Tuesday, August 12, 2014

Guidelines for Building a Better Financial System

There's been much talk about how deregulation was the cause of the financial crisis and we need better regulation to prevent a financial crisis. This is a bunch of nonsense. The problem in the way our financial system operates is actually a very old one: it's the agency problem. The people who make the decisions for all of these firms are heads of the large financial companies who understand the most about the risks they take. Not only do these people understand the risks the best, but they also have a very skewed incentive structure. The heads of these companies get bonuses from making the firms money, but when the firms go bust, the people that've made those decisions still end up with lots of wealth.

So now the problem becomes a little bit clearer. The people who make decisions about finance are the same ones who have no incentive from actually making good decisions. The tradeoff these people face is that they make a lot of money if the firm does poorly or okay while they make even more money if the firm does well. Now, the problem becomes even more clear: the people who make the most important decisions in our financial system not only have the most understanding about the risks involved, but they also have absolutely no skin in the game.

The solution that's currently taken place is that we've got a set of politicians whose largest donors are the country's largest financial institutions write "regulations" whereby the people who wrote the "regulations" do not suffer from the negative consequences if the "regulations" are bad. On top of this, the same people who wrote the regulations are being paid by the guys who the "regulations" are supposed to be written for. It doesn't take a rocket scientist to figure out something isn't right here.

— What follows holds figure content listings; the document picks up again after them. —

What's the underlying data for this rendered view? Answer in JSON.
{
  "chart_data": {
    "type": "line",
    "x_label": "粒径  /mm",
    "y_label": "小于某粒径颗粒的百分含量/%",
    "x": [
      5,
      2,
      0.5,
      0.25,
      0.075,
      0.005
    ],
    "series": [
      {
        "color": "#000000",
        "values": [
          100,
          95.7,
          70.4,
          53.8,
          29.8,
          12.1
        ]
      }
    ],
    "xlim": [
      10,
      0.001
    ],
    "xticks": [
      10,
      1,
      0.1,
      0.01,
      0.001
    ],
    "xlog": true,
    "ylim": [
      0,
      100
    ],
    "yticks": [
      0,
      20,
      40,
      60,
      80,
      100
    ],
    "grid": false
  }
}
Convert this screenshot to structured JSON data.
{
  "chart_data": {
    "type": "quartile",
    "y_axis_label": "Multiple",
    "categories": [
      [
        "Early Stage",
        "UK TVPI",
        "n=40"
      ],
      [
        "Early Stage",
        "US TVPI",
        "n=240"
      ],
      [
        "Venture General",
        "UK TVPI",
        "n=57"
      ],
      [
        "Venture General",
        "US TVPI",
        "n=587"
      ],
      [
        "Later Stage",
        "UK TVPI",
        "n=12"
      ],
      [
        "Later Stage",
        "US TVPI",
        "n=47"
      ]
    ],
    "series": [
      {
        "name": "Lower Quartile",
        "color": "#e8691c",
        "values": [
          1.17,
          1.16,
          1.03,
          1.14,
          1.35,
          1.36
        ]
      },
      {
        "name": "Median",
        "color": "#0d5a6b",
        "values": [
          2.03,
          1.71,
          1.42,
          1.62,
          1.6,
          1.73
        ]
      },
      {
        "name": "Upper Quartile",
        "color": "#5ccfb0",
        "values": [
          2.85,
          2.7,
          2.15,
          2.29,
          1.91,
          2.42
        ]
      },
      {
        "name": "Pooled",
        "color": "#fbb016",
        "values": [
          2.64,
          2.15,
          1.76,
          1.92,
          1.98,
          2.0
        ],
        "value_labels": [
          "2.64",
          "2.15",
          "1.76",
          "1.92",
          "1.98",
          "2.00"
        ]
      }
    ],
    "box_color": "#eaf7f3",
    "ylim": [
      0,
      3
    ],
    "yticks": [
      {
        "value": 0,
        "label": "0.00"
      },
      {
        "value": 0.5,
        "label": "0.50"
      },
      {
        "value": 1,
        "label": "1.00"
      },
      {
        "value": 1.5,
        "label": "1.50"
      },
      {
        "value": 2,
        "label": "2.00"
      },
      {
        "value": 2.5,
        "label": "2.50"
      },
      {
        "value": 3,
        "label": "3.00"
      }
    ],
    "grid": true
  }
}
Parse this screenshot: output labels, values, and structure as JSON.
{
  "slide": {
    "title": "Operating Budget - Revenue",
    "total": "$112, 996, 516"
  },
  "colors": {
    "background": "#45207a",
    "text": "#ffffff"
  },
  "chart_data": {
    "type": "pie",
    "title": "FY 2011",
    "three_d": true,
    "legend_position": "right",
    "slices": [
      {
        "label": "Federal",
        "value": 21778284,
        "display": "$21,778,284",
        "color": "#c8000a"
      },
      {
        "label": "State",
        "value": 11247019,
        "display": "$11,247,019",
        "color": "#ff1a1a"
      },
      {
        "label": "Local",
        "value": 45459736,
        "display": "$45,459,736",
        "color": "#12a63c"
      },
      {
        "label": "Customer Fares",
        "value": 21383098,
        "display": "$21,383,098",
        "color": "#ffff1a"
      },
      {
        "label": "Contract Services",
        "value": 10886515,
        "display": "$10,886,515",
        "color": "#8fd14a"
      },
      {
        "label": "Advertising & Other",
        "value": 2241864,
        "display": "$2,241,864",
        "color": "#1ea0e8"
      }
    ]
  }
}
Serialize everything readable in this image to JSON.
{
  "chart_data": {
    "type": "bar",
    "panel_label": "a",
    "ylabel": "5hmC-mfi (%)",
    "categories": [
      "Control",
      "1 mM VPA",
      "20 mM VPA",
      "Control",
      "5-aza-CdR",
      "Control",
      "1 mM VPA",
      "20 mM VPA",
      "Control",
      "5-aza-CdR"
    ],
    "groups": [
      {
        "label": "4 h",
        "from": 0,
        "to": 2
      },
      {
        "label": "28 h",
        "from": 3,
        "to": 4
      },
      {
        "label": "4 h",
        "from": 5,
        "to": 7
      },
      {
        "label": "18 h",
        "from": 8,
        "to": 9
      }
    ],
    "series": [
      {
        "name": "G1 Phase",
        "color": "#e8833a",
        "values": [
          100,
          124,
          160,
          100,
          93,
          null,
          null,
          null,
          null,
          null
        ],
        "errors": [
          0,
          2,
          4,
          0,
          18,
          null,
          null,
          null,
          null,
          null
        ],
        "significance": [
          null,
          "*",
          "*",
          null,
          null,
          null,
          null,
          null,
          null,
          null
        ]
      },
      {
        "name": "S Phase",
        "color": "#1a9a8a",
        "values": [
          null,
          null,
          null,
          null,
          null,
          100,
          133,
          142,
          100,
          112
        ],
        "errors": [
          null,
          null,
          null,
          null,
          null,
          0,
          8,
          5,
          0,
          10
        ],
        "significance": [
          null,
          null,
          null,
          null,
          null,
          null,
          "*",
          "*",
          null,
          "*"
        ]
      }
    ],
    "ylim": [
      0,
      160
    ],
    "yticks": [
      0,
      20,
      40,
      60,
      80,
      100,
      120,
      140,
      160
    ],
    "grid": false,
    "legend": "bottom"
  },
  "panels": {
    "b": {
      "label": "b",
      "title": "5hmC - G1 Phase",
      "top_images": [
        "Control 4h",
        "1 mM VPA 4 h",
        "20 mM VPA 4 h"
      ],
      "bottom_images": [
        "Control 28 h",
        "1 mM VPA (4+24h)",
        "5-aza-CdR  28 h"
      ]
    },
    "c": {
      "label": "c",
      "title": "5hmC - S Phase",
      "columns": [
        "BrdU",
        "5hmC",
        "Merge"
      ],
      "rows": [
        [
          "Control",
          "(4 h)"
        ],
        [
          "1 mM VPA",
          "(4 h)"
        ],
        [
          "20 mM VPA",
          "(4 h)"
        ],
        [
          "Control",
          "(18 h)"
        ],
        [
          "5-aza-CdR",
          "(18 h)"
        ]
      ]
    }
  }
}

In addition to having inverse skin in the game, the financial regulatory agencies (ex. SEC, FTC, etc.) are run by people who were formerly employed by the financial industry and people who will probably be employed by the financial industry if they were to leave to work for the private sector. In other words, we've got another inverse skin in the game problem coming from a revolving door. Yet we also expect these people to the "right thing" even when the "right thing" involves going against their own interests. Obviously, this doesn't make any sense and has zero chance of working.

It's clearly obvious that the problem here isn't a lack of "regulation" and that we don't need "more regulation". What we need are people making decisions who actually suffer the negative consequences if they make mistakes, especially considering that the people making decisions are also those who understand the most about the consequences of their actions. In other words, what most of these bureaucrats do is effectively useless. These "regulatory agencies" are effectively parasites.

What we don't need are more complicated rules and regulations, but simple and clear rules. We don't need more agencies; we need better compensation systems. So what're the solutions?
  1. Eliminate almost all regulatory agencies. These agencies, not ironically, have an obvious agency problem that needs to be eliminated.
  2. Change the incentives of corporate executives so that if the financial firm goes bust, every single person who was in the board of directors and all of the top corporate executives over the past 15 years will have all of their assets liquidated and be personally liable for the losses of the firm.
  3. We also need transparency. This means that every single financial firm must publicly post all of its assets and liabilities on its website with absolutely no exceptions. If there is any sort of lying about the assets or liabilities of any financial firm, every single person in the board of directors and all of the top corporate executives should be tried for fraud with a minimum sentence of 7 years in prison.
Some might say that my rules are too harsh on the people who run these firms. If anything, my rules are not harsh enough. All I want is for those who make the most important decisions to be on the hook for the losses. The current problem with financial firms is that those who make the decisions do not suffer from the negative consequences of the decisions. Note that I do not care how much these people get paid. Choosing how much each person deserves to get paid or saying that one person "makes too much money" is stupid because there's no objective way to decide how much each person should be paid. If my rules lead to corporate executives being paid more money, I don't care because they will suffer the consequences of their actions.

Some might argue that these rules would cause many to not become corporate executives. To this I respond: if you can't handle the heat, then get the hell out of the kitchen. Right now, the guys who run these firms have no skin in the game. We need to have every single one of the corporate executives to make sure that they've got their necks on the line.

Note: These regulations would only apply to publicly traded financial firms, not firms like limited partnerships.
Note #2: There's a very good argument to say that these rules should be applied to the corporate executives for all of the publicly traded companies that currently exist. Personally, I think these rules should be applied to all publicly traded companies, but that's a different argument for a different day.